June - August
More visitors may visit here in the summer months than in others, but thanks to the sometimes sweltering heat and humidity, it's not always the best time to visit Atlanta. Hotels are often full in summer, especially on weekends, and getting a reservation at top tier restaurants may be impossible if you haven't booked weeks in advance. Dressing appropriately for summer touring can be tricky too: Temps can soar into the 90s by early afternoon, making waiting in packed lines for popular sights a sticky prospect; once inside, you'll then find them mostly air conditioned to near-Arctic frigidity. Also be ready for late afternoon thunderstorms, a common summertime occurrence in Hotlanta.
November - March
Apart from the holidays that bring in throngs of shoppers from across the South, fewer visitors are in Atlanta during winter than in any other season and many hotels offer deep discounts.

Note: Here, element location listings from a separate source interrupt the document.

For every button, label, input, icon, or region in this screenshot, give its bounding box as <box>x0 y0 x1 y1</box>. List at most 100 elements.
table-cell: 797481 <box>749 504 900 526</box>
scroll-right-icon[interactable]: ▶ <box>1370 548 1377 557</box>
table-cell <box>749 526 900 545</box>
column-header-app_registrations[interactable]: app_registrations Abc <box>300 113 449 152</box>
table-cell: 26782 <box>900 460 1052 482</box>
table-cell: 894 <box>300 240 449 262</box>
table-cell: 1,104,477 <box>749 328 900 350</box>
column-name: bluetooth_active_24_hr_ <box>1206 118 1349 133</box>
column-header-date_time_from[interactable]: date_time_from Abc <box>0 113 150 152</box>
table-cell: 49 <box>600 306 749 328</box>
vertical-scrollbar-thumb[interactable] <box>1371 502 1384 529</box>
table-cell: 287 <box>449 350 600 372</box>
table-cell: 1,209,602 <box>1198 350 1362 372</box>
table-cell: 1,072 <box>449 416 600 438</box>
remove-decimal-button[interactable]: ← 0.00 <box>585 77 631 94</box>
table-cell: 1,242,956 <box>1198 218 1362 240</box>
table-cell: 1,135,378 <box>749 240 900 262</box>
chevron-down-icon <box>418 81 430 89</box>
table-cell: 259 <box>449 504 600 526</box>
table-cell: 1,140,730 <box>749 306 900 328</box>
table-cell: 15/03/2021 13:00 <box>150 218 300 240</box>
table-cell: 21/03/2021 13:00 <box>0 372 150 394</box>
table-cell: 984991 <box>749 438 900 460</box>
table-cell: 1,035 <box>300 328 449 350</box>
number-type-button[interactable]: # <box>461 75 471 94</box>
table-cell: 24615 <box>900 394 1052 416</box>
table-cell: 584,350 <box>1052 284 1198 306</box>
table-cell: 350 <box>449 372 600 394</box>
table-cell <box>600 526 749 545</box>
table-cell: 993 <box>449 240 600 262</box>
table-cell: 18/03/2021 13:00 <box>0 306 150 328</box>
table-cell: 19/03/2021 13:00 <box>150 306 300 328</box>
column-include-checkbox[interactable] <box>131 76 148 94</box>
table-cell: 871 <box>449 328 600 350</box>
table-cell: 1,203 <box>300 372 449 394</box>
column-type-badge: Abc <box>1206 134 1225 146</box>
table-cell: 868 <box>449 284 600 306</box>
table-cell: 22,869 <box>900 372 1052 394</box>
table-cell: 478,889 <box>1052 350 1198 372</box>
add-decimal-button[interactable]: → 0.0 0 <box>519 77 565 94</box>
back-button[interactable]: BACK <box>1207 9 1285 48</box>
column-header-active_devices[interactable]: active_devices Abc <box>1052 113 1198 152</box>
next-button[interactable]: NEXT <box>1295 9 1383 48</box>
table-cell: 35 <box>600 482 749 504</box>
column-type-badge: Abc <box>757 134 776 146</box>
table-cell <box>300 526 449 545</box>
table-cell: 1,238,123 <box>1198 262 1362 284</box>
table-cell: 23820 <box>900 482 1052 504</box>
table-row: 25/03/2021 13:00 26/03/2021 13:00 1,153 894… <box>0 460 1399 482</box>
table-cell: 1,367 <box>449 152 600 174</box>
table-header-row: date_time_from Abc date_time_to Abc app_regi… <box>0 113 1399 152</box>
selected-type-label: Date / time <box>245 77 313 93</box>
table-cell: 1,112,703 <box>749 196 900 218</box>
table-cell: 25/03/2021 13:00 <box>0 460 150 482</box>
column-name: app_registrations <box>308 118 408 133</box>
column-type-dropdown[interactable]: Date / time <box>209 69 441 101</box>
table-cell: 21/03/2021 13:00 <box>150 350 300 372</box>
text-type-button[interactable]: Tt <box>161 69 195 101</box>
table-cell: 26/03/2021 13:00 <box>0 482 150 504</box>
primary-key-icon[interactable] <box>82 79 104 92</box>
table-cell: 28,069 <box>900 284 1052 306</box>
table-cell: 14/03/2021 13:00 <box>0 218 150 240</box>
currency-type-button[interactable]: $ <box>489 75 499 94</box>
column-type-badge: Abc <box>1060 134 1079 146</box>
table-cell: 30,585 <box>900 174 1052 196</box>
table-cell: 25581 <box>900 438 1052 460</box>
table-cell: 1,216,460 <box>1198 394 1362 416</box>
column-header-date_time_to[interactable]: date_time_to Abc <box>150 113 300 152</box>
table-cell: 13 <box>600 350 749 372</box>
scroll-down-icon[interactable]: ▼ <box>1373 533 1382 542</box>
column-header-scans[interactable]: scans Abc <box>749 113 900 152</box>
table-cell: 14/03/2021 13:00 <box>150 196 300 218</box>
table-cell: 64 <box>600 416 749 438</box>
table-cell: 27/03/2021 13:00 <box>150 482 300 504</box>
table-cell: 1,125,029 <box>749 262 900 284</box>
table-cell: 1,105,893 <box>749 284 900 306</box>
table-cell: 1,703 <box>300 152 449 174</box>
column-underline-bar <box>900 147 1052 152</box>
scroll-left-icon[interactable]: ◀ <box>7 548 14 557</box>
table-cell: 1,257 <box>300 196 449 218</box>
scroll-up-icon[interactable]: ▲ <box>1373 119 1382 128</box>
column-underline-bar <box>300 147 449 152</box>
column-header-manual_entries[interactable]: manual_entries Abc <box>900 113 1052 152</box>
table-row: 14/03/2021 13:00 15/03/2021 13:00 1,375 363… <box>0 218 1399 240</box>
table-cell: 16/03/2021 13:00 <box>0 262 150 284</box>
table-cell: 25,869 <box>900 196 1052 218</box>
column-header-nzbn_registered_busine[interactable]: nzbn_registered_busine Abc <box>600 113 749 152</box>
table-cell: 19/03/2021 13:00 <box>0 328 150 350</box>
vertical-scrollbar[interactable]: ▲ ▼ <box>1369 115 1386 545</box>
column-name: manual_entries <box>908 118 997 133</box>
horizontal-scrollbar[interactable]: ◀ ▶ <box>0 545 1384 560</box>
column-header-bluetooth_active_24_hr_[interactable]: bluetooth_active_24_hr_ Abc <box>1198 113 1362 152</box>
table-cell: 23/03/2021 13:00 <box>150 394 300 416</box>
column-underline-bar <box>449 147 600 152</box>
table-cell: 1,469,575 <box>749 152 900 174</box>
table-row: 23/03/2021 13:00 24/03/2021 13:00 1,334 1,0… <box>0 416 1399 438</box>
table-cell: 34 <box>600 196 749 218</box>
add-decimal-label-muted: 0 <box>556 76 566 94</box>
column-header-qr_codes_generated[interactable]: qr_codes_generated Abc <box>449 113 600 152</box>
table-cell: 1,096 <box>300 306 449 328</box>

Lines at popular sights, if they exist, are shorter. While Atlanta weather is rarely brutal (average winter highs run in the 50s and 60s, average lows in the 30s and 40s), temperatures do occasionally dip into single digits; and while not exactly common, significant snowfall is not unheard of, nor are ice storms, which can temporarily cripple the city.
April - May; September - October
Spring and fall bring by far the most pleasant Atlanta weather, and in our opinion the best times to visit Atlanta, either before or after the summer heat. In spring you'll find azaleas and dogwoods in full vivid bloom, while in fall you'll witness the changing colors of the Appalachian foothill foliage. Thunderstorms (and even the occasional freak tornado, like in 2008) can swing through, but for the most part you'll love the sunny and temperate days. Crowds will be smaller than in summer as well. If you're looking to experience the flora and fauna of the city at its best this is the best time to visit Atlanta. Allergy and asthma sufferers should be aware that Atlanta has some of the highest pollen and particulate pollution counts in the country. The pine forests that built much of the Old South’s economy are still pumping out pollen to beat the band, especially in the spring.